Ils étaient indésirables, ils étaient rejetés. Rien ne les prédestinait à connaître le même sort ; survivre au camp JOFFRE dans l’humiliation, ou y mourir dans le dénuement. Pour ces enfants, ces femmes et ces hommes, à Rivesaltes :

Là, finit le monde, celui du combat des Républicains Espagnols contre l’autoritarisme et le fascisme ;

Là, finit le monde, celui de la dignité du peuple juif qui pensait que l’errance se terminerait un jour ;

Là, finit le monde, celui de la liberté du peuple tzigane, celui de la différence, nomades sur les routes et les chemins au détour des saisons et des rencontres ;

Là, finit le monde, celui de l’espérance des familles de Harkis, de vivre Français sur leur terre natale, au village, dans les montagnes ou les déserts.
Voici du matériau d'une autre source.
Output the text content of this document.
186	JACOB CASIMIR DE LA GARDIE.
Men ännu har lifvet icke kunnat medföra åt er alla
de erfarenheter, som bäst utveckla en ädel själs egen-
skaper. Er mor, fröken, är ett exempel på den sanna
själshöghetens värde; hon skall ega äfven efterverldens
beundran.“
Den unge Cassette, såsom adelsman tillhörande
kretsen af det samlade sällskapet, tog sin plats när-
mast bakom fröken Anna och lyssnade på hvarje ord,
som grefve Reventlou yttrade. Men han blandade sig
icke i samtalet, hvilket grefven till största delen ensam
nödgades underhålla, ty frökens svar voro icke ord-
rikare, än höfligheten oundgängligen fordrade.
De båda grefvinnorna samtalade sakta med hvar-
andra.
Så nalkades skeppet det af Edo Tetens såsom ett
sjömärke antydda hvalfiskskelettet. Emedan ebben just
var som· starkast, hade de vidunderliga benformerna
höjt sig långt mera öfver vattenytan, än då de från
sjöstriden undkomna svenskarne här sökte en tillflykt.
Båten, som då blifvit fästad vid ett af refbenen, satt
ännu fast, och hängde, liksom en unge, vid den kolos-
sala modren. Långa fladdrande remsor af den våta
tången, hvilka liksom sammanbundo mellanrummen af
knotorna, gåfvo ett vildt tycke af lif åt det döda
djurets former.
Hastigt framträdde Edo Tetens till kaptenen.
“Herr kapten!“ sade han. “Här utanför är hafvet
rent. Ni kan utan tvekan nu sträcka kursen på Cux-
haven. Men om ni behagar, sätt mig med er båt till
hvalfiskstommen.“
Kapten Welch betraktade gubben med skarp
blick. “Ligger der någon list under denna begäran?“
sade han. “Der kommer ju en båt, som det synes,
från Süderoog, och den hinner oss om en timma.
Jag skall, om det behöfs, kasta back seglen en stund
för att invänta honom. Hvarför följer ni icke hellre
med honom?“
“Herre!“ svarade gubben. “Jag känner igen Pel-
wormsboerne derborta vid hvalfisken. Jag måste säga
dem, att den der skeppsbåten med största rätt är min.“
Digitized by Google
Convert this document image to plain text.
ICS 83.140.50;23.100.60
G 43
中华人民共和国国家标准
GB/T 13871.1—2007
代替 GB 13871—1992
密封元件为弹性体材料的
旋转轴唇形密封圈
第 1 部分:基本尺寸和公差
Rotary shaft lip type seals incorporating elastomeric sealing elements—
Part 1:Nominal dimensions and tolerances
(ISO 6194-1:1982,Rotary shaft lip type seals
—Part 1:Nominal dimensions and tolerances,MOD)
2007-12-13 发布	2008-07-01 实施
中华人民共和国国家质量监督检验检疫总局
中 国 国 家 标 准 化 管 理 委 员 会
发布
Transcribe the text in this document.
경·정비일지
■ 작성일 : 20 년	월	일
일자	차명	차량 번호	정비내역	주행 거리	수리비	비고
Pour ces milliers d’anonymes, là, s’est terminé leur monde. Un autre monde a commencé. Celui de l’exil, de l’enfermement. Celui de la honte. Celui de l’indifférence, comme celui de l’ignorance. Celui de la souffrance, de la peur. De l’horreur absolue.

Parce que vous étiez Républicains Espagnols, juifs, tziganes, harkis, opposants politiques, parce que vous étiez « indésirables étrangers », le camp de Rivesaltes a existé.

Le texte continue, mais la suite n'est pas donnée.